Janick Fielding secured the discontinuation of disciplinary proceedings brought by a University against a vulnerable student

Janick Fielding secured the discontinuation of disciplinary proceedings brought by a University against a vulnerable student

11 Dec 2023
Janick Fielding

Janick Fielding and Polly Kerr at Tees Law, secured the discontinuation of disciplinary proceedings brought by a University against a vulnerable student alleged to have raped another student. Having ignored the special needs of accused student, a young man the university had themselves identified through previously conducted expert assessment as requiring time and care for the processing of oral information due to longstanding difficulties not of his own making, the university trampled all over its own processes in a focused and determined effort to proceed to a conclusion without any necessary exploration of the inconsistent and highly unsatisfactory evidence, and absent any real consideration given to the rights and entitlements of the accused student. The University also saddled him arbitrarily with what they misleadingly termed ‘a neutral suspension’ pending determination of the matter, a desperately unfair interim sanction precluding him from attending the campus, finishing his course or obtaining his degree, the events having unfolded in the final term of his course.
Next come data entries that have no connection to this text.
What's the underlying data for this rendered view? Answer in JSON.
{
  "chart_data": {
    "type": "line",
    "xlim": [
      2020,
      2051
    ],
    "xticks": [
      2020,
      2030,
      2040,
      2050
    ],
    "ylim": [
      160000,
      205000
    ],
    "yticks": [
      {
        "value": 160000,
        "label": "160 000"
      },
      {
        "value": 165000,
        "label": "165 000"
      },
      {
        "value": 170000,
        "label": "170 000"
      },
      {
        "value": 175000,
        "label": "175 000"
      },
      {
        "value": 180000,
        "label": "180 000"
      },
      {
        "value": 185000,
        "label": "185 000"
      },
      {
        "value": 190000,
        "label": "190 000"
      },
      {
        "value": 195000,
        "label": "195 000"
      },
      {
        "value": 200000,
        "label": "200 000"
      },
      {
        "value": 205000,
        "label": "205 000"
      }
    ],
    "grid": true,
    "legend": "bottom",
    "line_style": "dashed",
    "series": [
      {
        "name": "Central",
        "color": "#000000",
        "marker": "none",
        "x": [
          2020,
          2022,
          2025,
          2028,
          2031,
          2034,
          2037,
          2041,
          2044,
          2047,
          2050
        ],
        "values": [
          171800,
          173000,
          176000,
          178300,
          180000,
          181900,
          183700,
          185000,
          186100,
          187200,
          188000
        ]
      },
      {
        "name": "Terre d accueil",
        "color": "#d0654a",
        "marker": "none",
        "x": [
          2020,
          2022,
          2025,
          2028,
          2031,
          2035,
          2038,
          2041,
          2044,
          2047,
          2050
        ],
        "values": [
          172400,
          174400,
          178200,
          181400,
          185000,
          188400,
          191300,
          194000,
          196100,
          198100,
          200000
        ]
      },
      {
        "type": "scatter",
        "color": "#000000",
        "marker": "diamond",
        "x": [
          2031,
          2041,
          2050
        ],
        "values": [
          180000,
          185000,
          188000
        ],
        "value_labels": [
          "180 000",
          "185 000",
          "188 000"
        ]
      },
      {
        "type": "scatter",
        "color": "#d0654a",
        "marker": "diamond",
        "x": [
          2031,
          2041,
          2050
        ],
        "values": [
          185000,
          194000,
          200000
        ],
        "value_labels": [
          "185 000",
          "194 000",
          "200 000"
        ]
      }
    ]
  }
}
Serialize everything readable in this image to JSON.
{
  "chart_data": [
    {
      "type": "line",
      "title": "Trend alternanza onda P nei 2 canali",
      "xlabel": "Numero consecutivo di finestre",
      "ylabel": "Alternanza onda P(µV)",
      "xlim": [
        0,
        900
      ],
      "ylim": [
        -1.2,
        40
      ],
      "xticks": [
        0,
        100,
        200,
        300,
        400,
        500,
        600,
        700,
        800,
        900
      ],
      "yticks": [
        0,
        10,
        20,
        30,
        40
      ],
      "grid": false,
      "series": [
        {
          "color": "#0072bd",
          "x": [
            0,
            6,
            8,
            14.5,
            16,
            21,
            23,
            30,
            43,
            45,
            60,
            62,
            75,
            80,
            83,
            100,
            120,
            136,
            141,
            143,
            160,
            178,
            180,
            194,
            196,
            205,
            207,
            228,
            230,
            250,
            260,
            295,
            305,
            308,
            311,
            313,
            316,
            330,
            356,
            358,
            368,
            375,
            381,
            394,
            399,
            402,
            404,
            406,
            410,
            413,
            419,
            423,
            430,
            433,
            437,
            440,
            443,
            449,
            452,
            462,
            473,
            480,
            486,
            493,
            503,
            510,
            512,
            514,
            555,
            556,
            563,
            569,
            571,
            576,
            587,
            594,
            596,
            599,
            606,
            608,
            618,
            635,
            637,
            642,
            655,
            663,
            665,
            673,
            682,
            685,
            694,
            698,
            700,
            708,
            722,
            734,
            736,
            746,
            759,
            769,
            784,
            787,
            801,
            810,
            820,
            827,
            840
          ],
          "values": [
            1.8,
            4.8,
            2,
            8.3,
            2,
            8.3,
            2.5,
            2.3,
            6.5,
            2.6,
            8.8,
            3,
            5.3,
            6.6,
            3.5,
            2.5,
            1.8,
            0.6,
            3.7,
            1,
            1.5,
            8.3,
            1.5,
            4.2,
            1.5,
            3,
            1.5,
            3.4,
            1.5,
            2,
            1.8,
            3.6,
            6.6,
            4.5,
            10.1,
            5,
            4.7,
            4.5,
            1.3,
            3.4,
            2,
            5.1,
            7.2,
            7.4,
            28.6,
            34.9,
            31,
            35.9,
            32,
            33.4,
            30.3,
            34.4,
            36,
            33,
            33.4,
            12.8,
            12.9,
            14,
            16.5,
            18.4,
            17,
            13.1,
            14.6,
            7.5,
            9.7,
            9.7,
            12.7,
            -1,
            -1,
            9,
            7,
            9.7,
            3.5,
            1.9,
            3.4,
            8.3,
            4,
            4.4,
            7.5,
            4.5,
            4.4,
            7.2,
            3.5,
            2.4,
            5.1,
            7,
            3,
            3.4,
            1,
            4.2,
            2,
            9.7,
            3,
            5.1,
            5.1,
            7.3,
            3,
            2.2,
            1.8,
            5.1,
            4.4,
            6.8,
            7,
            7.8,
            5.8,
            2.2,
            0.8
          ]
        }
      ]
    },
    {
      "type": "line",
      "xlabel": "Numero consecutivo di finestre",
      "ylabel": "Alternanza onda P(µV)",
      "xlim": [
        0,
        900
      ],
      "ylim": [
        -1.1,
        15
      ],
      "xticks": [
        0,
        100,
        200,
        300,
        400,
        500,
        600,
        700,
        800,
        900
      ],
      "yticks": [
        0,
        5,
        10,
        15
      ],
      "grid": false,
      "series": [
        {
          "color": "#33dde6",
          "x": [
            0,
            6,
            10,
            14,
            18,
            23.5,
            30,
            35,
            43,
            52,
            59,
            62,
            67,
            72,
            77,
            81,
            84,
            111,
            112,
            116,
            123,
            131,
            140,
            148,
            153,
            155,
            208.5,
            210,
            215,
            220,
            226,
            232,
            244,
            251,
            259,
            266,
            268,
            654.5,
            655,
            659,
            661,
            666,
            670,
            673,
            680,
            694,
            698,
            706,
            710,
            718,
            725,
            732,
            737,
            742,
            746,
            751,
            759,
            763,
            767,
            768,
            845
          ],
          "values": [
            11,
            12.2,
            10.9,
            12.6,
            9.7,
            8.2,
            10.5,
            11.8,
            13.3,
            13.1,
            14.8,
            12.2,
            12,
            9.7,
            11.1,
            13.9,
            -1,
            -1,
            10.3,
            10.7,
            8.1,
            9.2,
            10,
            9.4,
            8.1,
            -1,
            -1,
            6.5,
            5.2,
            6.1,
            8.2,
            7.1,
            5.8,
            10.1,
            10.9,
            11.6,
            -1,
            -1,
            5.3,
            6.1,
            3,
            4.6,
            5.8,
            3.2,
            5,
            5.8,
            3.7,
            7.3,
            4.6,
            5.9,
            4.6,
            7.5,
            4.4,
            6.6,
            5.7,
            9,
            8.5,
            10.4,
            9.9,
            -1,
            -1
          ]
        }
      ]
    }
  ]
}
Janick and Polly immediately secured two adjournments, then the lifting of the suspension, followed by the university’s capitulation in two sets of judicial review proceedings brought to compel them to afford proper time for the compilation of reports, and thereafter the discontinuation of the disciplinary proceedings in totality, as well as full and substantial costs for the loss and damage of his property following him having been barred from the campus initially.

This is another good example of a student disciplinary proceeding where the binary outcome is a very stark one indeed; he loses and his degree is over, his career is dead before it has begun and he is labelled a rapist and endures forever the stigma that follows; he wins and life goes on. Given the growing preference for educational bodies to engage in the determination of matters that should be left only in the hands of specialist police teams, the risks to those without legal representation are enormous.